Pero mi corazón sigue allí, al pié del monte Ulía donde nací, sigo sintiendo San Sebastián como mío, y lo sigo añorando. Como si fuera una exiliada de las de verdad.
Dice Ussia que para estas fechas suele reescribir el artículo sobre San Sebastián. Es verdad, yo lo he releido varias veces en estos últimos años. Por ello puedo decir que Dña. Viejecita tiene razón a las 10,35 am cuando dice que “no se lo cree ni él”. Incluso releyendo varias veces el artículo de hoy (o ayer).
Pero vamos, que todas las opiniones han sido muy valiosas e interesantes. Me ha gustado leerlas.
Y que todos los artículos de cine son para cogerlos y encuadernarlos en pasta española, que es un material que siempre me fascinó para las cosas valiosas. Mira que he leido cosas sobre cine, pero de la mayor parte de lo relatado aquí no tenía ni idea.
Saludos. En Zaragoza sigue haciendo mucha calor. En agosto.
Buenas tardes a todos, Patrón D. Santiago y remería.
Disculpas por la tardanza en el comentario, D. Artanis.
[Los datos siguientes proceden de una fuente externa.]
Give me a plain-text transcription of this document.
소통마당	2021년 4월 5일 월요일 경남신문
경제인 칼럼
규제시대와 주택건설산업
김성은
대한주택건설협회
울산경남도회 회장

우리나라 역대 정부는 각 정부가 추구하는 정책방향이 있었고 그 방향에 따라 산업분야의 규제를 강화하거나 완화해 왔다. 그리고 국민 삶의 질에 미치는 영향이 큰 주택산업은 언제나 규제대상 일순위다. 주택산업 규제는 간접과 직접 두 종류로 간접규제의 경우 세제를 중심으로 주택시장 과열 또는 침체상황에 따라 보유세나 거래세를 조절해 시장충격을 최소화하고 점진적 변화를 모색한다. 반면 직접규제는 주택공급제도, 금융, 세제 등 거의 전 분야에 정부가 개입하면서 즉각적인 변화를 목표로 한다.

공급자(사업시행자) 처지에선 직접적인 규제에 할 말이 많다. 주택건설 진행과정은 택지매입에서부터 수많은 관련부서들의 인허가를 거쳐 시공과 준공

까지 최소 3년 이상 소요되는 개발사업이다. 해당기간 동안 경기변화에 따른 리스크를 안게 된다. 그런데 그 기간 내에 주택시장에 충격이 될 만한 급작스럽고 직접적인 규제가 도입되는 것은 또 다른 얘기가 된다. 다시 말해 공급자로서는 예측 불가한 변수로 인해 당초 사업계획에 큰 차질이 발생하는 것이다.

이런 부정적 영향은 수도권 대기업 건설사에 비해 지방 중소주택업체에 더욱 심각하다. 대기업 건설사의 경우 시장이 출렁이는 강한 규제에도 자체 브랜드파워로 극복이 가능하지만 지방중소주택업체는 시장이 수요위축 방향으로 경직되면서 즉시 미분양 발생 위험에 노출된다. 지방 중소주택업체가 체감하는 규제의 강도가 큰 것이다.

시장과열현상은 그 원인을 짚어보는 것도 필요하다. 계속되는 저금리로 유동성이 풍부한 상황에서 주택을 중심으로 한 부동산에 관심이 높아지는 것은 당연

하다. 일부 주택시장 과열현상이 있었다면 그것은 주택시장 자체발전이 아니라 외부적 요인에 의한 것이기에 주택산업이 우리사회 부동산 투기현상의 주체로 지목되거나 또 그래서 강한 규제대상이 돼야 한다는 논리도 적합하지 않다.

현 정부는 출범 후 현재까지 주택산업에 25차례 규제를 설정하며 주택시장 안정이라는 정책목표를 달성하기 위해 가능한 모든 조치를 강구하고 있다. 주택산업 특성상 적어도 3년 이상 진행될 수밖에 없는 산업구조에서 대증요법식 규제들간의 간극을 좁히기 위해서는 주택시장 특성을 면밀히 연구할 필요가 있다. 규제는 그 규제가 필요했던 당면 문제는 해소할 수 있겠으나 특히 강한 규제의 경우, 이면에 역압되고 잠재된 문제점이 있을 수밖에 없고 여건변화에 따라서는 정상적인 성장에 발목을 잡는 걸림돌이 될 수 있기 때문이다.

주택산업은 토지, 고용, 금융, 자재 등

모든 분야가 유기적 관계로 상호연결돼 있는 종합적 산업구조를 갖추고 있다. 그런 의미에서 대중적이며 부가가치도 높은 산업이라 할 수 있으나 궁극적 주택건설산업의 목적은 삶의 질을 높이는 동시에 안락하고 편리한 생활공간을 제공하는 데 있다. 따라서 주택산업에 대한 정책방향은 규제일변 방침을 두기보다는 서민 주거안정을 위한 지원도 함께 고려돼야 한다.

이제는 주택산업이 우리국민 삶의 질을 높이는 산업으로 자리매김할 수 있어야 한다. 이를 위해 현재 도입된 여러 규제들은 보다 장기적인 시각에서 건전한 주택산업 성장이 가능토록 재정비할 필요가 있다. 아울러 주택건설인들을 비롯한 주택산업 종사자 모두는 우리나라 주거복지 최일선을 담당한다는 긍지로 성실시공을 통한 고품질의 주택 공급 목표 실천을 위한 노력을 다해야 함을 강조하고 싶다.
Ayer estuve “fuera de cobertura” por unos ligeros desarreglos gastrointestinales.
Por lo demás, pocas cosas puedo decir sobre las películas y los actores que usted nos trae. Solamente he visto, creo que en la tele, La roja insignia del valor. Recuerdo de ella que no me gustó mucho. Más bien poco. Intentaré coger ánimos, buscarla y volver a verla con ojos nuevos. A ver.
Gracias por su entrada. Y perdone, además de lo tardío, lo “soseras” de mi comentario. Pero, como le he dicho, poco puedo aportar.